Gracias por compartirme esas anécdotas del tata, que al verlo en la iglesia de la localidad me dio gusto. Poco a poco fui descubriendo los quehaceres y compromisos de esos compañeros de esa casa, de que las mujeres se paran a las 4 de la mañana para prender el fuego y echar la tortilla para desayunar o poner el itacate que se llevará a la milpa. De cómo la mujer no sólo se dedica al hogar, y cómo se asemeja a la ciudad: tiene que cumplir diferentes roles de vida, mujer, madre, cuidar a los hijos, echar tortilla, y salir a trabajar para la comunidad según el cargo, la tienda, la milpa, la casa de salud, la escuela, la tiendita, y solo por un mismo fin, el bienestar de los demás y de ella misma. Así su compañero, el tata, la abuela, todos encajan en trabajos comunitarios. Es donde digo, sí quiero de eso y voy a tratar de hacerlo. Sí quiero…

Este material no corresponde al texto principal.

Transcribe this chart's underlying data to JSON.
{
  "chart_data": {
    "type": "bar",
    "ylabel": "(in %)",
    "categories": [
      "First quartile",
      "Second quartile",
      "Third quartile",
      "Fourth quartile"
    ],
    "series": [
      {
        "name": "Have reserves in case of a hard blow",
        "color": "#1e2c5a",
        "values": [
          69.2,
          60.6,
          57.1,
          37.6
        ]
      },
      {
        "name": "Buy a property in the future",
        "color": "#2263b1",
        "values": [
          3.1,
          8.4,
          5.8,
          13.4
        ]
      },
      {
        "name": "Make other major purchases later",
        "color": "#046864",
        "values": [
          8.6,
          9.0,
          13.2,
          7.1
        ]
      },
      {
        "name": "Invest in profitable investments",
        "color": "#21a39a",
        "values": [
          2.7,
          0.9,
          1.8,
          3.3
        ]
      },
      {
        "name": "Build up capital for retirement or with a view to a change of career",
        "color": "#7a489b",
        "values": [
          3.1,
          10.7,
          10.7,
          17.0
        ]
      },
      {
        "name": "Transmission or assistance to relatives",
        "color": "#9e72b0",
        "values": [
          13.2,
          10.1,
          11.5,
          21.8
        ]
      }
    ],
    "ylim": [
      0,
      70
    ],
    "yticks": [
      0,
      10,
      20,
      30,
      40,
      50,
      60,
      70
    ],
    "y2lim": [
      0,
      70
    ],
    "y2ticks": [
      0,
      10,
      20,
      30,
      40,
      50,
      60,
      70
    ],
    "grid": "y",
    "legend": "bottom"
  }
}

Nos invitaron a una misa donde pidieron por nosotros, para que regresáramos bien a nuestros destinos.
La despedida fue cruda. En la mesa cuando me despedía, le decía a mi Votana que tradujera. No importó el lenguaje con la boca, nuestro lenguaje lo hicieron los sentidos y nos entendimos muy bien: que los llevaré en mi corazón, que fue una experiencia única, que donde quiera que me pare seguiré diciendo, ese es el camino que quiero seguir, y entendí porque siempre se dice, abajo y a la izquierda, porque siempre hablan con el corazón.
Cuando nos despedimos de la comunidad fue muy grato, porque el contacto con todos, de mano, fue energéticamente muy saludable y de mucho compañerismo solidario, donde ambos decíamos, cuídense compañero y gracias.

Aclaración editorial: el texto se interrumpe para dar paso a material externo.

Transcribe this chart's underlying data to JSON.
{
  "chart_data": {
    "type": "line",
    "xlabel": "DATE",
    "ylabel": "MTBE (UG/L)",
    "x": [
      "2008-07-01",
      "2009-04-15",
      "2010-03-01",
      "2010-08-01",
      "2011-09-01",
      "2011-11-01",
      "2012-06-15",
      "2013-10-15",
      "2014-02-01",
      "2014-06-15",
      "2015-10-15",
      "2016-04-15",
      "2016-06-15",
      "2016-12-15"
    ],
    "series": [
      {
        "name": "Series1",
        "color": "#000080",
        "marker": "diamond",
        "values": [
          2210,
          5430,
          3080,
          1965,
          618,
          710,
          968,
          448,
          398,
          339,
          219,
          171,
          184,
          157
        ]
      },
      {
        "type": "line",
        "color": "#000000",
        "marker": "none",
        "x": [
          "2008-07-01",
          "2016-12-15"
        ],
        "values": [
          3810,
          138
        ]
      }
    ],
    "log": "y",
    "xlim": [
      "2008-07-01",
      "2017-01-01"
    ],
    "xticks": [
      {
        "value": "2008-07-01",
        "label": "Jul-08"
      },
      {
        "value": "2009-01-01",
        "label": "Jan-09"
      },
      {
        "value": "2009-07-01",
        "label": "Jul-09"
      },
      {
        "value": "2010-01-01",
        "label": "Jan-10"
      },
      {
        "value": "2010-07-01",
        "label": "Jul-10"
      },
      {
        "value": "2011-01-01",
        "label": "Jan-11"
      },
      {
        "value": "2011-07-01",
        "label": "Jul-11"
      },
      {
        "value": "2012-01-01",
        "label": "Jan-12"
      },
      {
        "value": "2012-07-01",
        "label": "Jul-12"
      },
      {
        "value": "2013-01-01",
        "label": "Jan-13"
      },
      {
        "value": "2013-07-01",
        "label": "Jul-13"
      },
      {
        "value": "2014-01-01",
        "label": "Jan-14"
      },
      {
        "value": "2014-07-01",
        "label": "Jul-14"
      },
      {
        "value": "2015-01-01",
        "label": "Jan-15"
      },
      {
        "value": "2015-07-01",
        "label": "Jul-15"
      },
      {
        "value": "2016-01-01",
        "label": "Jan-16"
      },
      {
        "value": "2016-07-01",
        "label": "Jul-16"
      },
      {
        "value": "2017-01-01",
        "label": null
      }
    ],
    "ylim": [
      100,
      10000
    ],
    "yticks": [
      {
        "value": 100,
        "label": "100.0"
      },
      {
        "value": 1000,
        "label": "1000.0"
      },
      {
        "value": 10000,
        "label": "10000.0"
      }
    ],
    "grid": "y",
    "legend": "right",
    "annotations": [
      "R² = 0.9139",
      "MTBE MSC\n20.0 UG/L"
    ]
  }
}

Sigo reconociendo esos pasos de justicia e igualdad, y quiero seguir esa huella y poder caminar juntos, sí quiero….
Me quedo con los cuatro puntos que practican: seguridad, disciplina, compañerismo, respeto, de eso quiero seguir aprendiendo.
Y reconozco en su trabajo los siete principios: Proponer y no imponer. Convencer y no vencer. Construir y no destruir. Mandar obedeciendo. Representar y no suplantar. Servir y no servirse. Bajar y no subir.
Todo esto que vi se respira con un respeto a la madre tierra, que ha permitido la convivencia por más de 500 años, la armonía con ella, y entiendo la desesperación de las personas que quieren quitarlos de esos lugares porque son únicos sus Caracoles.
Sí quiero de eso, sí quiero seguir esas huellas y gracias por todo lo que nos compartieron, gracias por su tiempo, y donde quiera que esté defenderé su lucha, que es mía, de él, de ella, de todos, juntos y diversos.